Un an et demi après son arrivée rue de Varenne, mais avec deux mois de retard par rapport au calendrier initial du ministère de l’Agriculture – le texte était attendu début septembre – Stéphane Le Foll a présenté en conseil des ministres son projet de loi d’avenir agricole. Un projet de texte dont la version qui servira au débat parlementaire n’a subi, selon le cabinet du ministre, que très peu de modifications, suite à son passage au Conseil d’Etat.
Et quoi qu’il en soit, la mesure phare du texte reste la création des Giee, dans l’objectif de faire accéder les exploitations à la double performance économique et environnementale.
Lors de la conférence de presse au ministère qui a suivi la présentation du projet à l’Elysée, le ministre de l’Agriculture, sans réel enthousiasme au regard de la place centrale qu'il a donné à ce projet dans son action, a évoqué, outre cette double performance, la rénovation du dispositif à l’installation, afin que « les nouveaux installés âgés de plus de 40 ans puissent être accompagnés comme les autres ».
En matière de relations commerciales, le projet instaure de manière définitive le médiateur des relations commerciales, dont les pouvoirs seront étendus à ceux exercés aujourd’hui notamment dans la filière laitière.
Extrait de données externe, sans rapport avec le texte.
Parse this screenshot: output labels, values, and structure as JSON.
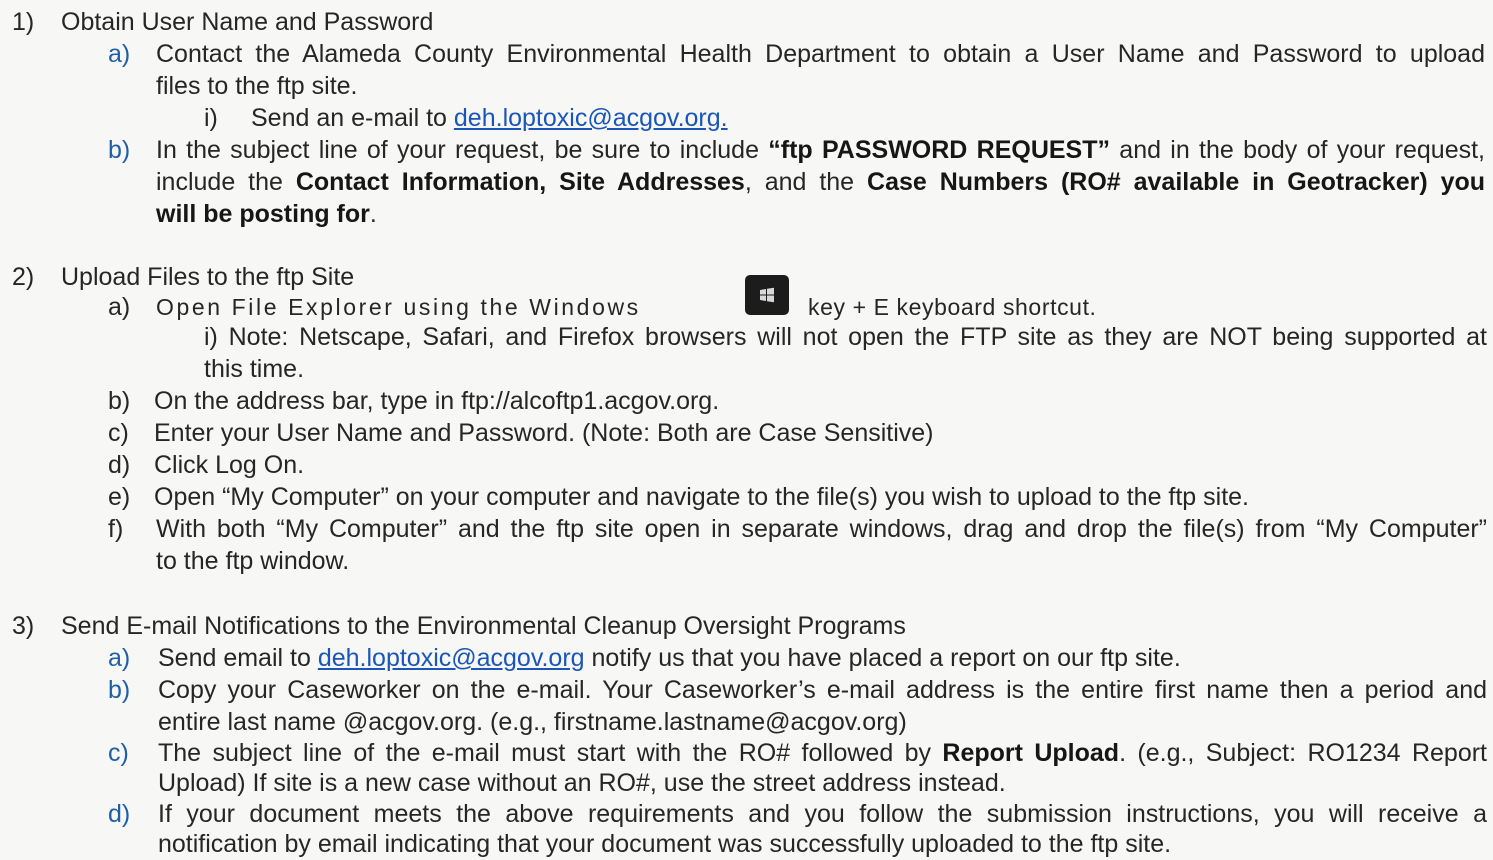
{
  "sections": [
    {
      "num": "1)",
      "title": "Obtain User Name and Password",
      "a": {
        "marker": "a)",
        "line1": "Contact the Alameda County Environmental Health Department to obtain a User Name and Password to upload",
        "line2": "files to the ftp site.",
        "sub": {
          "marker": "i)",
          "text": "Send an e-mail to ",
          "link": "deh.loptoxic@acgov.org."
        }
      },
      "b": {
        "marker": "b)",
        "l1_pre": "In the subject line of your request, be sure to include ",
        "l1_bold": "“ftp PASSWORD REQUEST”",
        "l1_post": " and in the body of your request,",
        "l2_pre": "include the ",
        "l2_bold1": "Contact Information, Site Addresses",
        "l2_mid": ", and the ",
        "l2_bold2": "Case Numbers (RO# available in Geotracker) you",
        "l3_bold": "will be posting for",
        "l3_post": "."
      }
    },
    {
      "num": "2)",
      "title": "Upload Files to the ftp Site",
      "a": {
        "marker": "a)",
        "pre": "Open File Explorer using the Windows",
        "post": "key  + E keyboard shortcut.",
        "note1": "i) Note: Netscape, Safari, and Firefox browsers will not open the FTP site as they are NOT being supported at",
        "note2": "this time."
      },
      "b": {
        "marker": "b)",
        "text": "On the address bar, type in  ftp://alcoftp1.acgov.org."
      },
      "c": {
        "marker": "c)",
        "text": "Enter your User Name and Password. (Note: Both are Case Sensitive)"
      },
      "d": {
        "marker": "d)",
        "text": "Click Log On."
      },
      "e": {
        "marker": "e)",
        "text": "Open “My Computer” on your computer and navigate to the file(s) you wish to upload to the ftp site."
      },
      "f": {
        "marker": "f)",
        "line1": "With both “My Computer” and the ftp site open in separate windows, drag and drop the file(s) from “My Computer”",
        "line2": "to the ftp window."
      }
    },
    {
      "num": "3)",
      "title": "Send E-mail Notifications to the Environmental Cleanup Oversight Programs",
      "a": {
        "marker": "a)",
        "pre": "Send email to ",
        "link": "deh.loptoxic@acgov.org",
        "post": " notify us that you have placed a report on our ftp site."
      },
      "b": {
        "marker": "b)",
        "line1": "Copy your Caseworker on the e-mail.  Your Caseworker’s e-mail address is the entire first name then a period and",
        "line2": "entire last name @acgov.org.  (e.g., firstname.lastname@acgov.org)"
      },
      "c": {
        "marker": "c)",
        "l1_pre": "The subject line of the e-mail must start with the RO# followed by ",
        "l1_bold": "Report Upload",
        "l1_post": ".  (e.g., Subject: RO1234 Report",
        "line2": "Upload)  If site is a new case without an RO#, use the street address instead."
      },
      "d": {
        "marker": "d)",
        "line1": "If your document meets the above requirements and you follow the submission instructions, you will receive a",
        "line2": "notification by email indicating that your document was successfully uploaded to the ftp site."
      }
    }
  ],
  "icons": {
    "windows_key": "windows-logo-icon"
  },
  "colors": {
    "marker_blue": "#1f5fa8",
    "link_blue": "#1a56b8",
    "text": "#262626",
    "background": "#f7f7f6"
  }
}
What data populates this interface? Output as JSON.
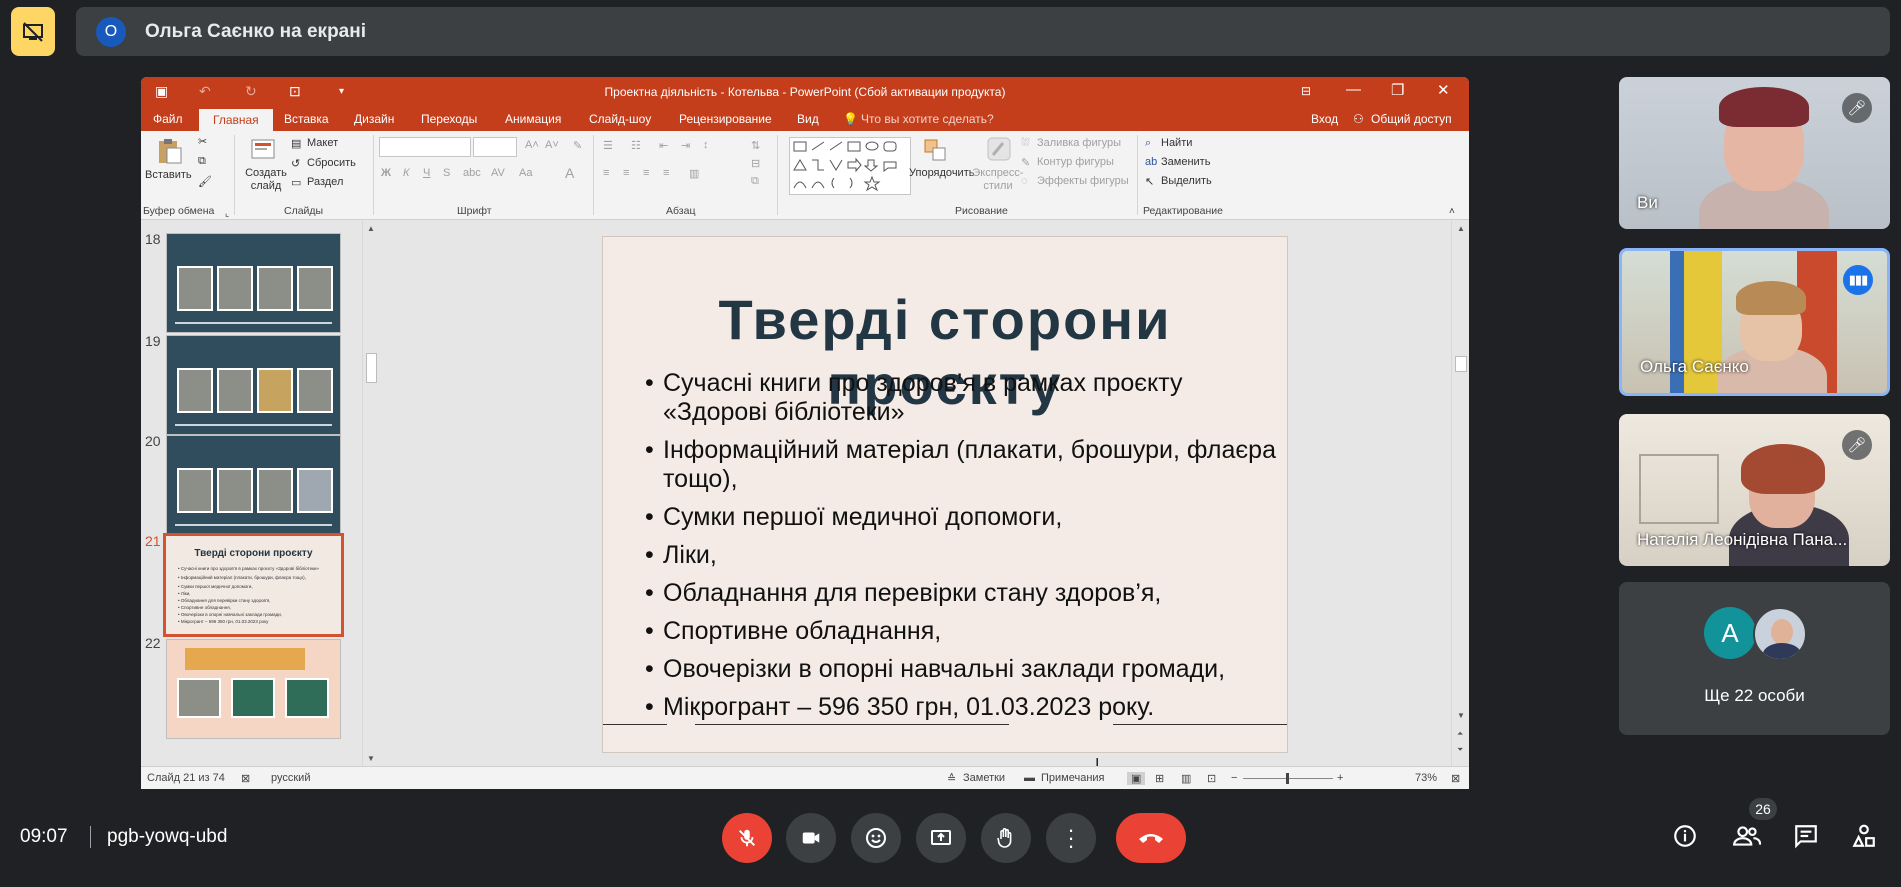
{
  "meeting": {
    "presenter_initial": "О",
    "presenter_banner": "Ольга Саєнко на екрані",
    "time": "09:07",
    "code": "pgb-yowq-ubd",
    "participants_count": "26"
  },
  "ppt": {
    "window_title": "Проектна діяльність - Котельва - PowerPoint (Сбой активации продукта)",
    "tabs": [
      "Файл",
      "Главная",
      "Вставка",
      "Дизайн",
      "Переходы",
      "Анимация",
      "Слайд-шоу",
      "Рецензирование",
      "Вид"
    ],
    "tell_me": "Что вы хотите сделать?",
    "sign_in": "Вход",
    "share": "Общий доступ",
    "ribbon": {
      "paste": "Вставить",
      "clipboard_group": "Буфер обмена",
      "new_slide": "Создать слайд",
      "layout": "Макет",
      "reset": "Сбросить",
      "section": "Раздел",
      "slides_group": "Слайды",
      "font_group": "Шрифт",
      "paragraph_group": "Абзац",
      "arrange": "Упорядочить",
      "quick_styles": "Экспресс-стили",
      "shape_fill": "Заливка фигуры",
      "shape_outline": "Контур фигуры",
      "shape_effects": "Эффекты фигуры",
      "drawing_group": "Рисование",
      "find": "Найти",
      "replace": "Заменить",
      "select": "Выделить",
      "editing_group": "Редактирование"
    },
    "thumbnails": {
      "numbers": [
        "18",
        "19",
        "20",
        "21",
        "22"
      ],
      "thumb21_title": "Тверді сторони проєкту",
      "thumb21_lines": [
        "• Сучасні книги про здоров’я в рамках проєкту «Здорові бібліотеки»",
        "• Інформаційний матеріал (плакати, брошури, флаєра тощо),",
        "• Сумки першої медичної допомоги,",
        "• Ліки,",
        "• Обладнання для перевірки стану здоров’я,",
        "• Спортивне обладнання,",
        "• Овочерізки в опорні навчальні заклади громади,",
        "• Мікрогрант – 596 350 грн, 01.03.2023 року"
      ]
    },
    "slide": {
      "title": "Тверді сторони проєкту",
      "bullets": [
        "Сучасні книги про здоров’я в рамках проєкту «Здорові бібліотеки»",
        "Інформаційний матеріал (плакати, брошури, флаєра тощо),",
        "Сумки першої медичної допомоги,",
        "Ліки,",
        "Обладнання для перевірки стану здоров’я,",
        "Спортивне обладнання,",
        "Овочерізки в опорні навчальні заклади громади,",
        "Мікрогрант – 596 350 грн, 01.03.2023 року."
      ]
    },
    "status": {
      "slide_of": "Слайд 21 из 74",
      "language": "русский",
      "notes": "Заметки",
      "comments": "Примечания",
      "zoom": "73%"
    }
  },
  "participants": [
    {
      "name": "Ви",
      "muted": true
    },
    {
      "name": "Ольга Саєнко",
      "speaking": true
    },
    {
      "name": "Наталія Леонідівна Пана...",
      "muted": true
    }
  ],
  "more_tile": {
    "avatar_letter": "А",
    "label": "Ще 22 особи"
  },
  "colors": {
    "ppt_accent": "#c43e1c",
    "end_call": "#ea4335",
    "speaking_border": "#8ab4f8",
    "present_icon_bg": "#fdd663"
  }
}
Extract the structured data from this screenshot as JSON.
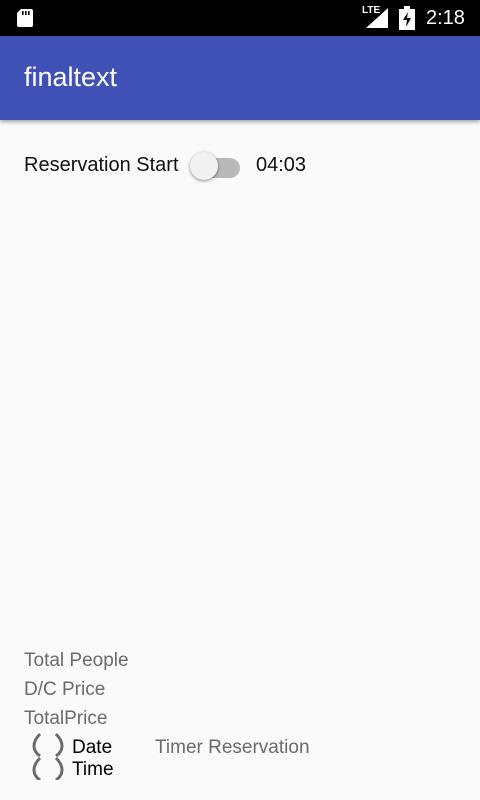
{
  "status_bar": {
    "time": "2:18",
    "network": "LTE",
    "icons": [
      "sd-card-icon",
      "signal-icon",
      "battery-charging-icon"
    ]
  },
  "app_bar": {
    "title": "finaltext",
    "color": "#3f51b5"
  },
  "reservation": {
    "label": "Reservation Start",
    "switch_on": false,
    "time": "04:03"
  },
  "summary": {
    "total_people": "Total People",
    "dc_price": "D/C Price",
    "total_price": "TotalPrice"
  },
  "footer": {
    "date": "Date",
    "time": "Time",
    "timer_reservation": "Timer Reservation"
  }
}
En fait, le recours au médiateur sera élargi à tous les contrats, et plus seulement à ceux qui lient les fournisseurs des enseignes de la grande distribution. De plus, ce recours sera rendu obligatoire avant tout recours judiciaire, avec le risque, pour les fournisseurs dénonçant les pratiques commerciales des distributeurs, de rallonger considérablement les contentieux.
La loi d’avenir a aussi vocation à renforcer le contrôle des structures et à donner plus de moyens aux Safer dans l’exercice de leurs missions, pour « limiter l’agrandissement excessif des exploitations ».
« C’est quand même un peu maigre ! »
Mais à peine le projet de loi est-il présenté que le doute semble s’installer chez les représentants syndicaux. La Confédération paysanne, qui a indiqué vouloir « commenter chaque semaine un thème du projet de loi », s’inquiète déjà des imprécisions du texte. « L’un des principaux enjeux de la Loi sera bien de renforcer les règles sur les sociétés agricoles, sortes de bateaux ivres depuis la loi d’orientation de 2006 ». Selon le syndicat, le projet de ferme de 1.000 vaches notamment, combattu ardemment par ses adhérents, ne pourrait pas voir le jour avec ce texte. « Ou presque, puisque le seuil de déclenchement du contrôle manque cruellement de précision, et pourrait rendre caduques les avancées apparentes. »
A la Fnsea, le projet est jugé à l’aulne des difficultés actuellement rencontrées par certaines filières agricoles et agroalimentaires. « C’est quand même un peu maigre ! » a ainsi déclaré Xavier Beulin, lors d’une conférence de presse commune avec l’Ania et Coop de France. « L’agro-écologie ? Oui, d’accord, mais à condition qu’on y mette des moyens et surtout qu’on permette l’entreprenariat et l’innovation. » Selon lui, certains passages du projet de loi sonnent comme « un repli sur soi qui n’est pas acceptable aujourd’hui. »
La Coordination rurale, elle, estime que le projet « n'apporte aucune solution concrète aux graves problèmes des agriculteurs, mais il vient en outre compliquer encore leur situation ». Selon le syndicat, « en quinze ans, cinq grandes lois auront été votées, censées orienter l'agriculture. Au contraire, les agriculteurs sont désorientés par le rythme de ces évolutions, eux qui doivent se baser sur un temps plus long pour les décisions concernant leurs exploitations et qui attendent, en vain, un choc de simplification. »
Partagés, Jeunes agriculteurs estiment, que le projet « apporte à l’agriculture des mesures qui prennent en compte les grands enjeux actuels, mais reste néanmoins « perfectible ».
Le projet de loi va désormais entamer son long parcours parlementaire, d’abord à l’Assemblée nationale, dont les débats dans l’Hémicycle sont prévus à partir du 7 janvier 2014 après une période de travaux en commission parlementaire du 10 au 13 décembre 2013. Le tout sera piloté par Germinal Peiro, député de Dordogne, qui a été nommé rapporteur du projet de loi.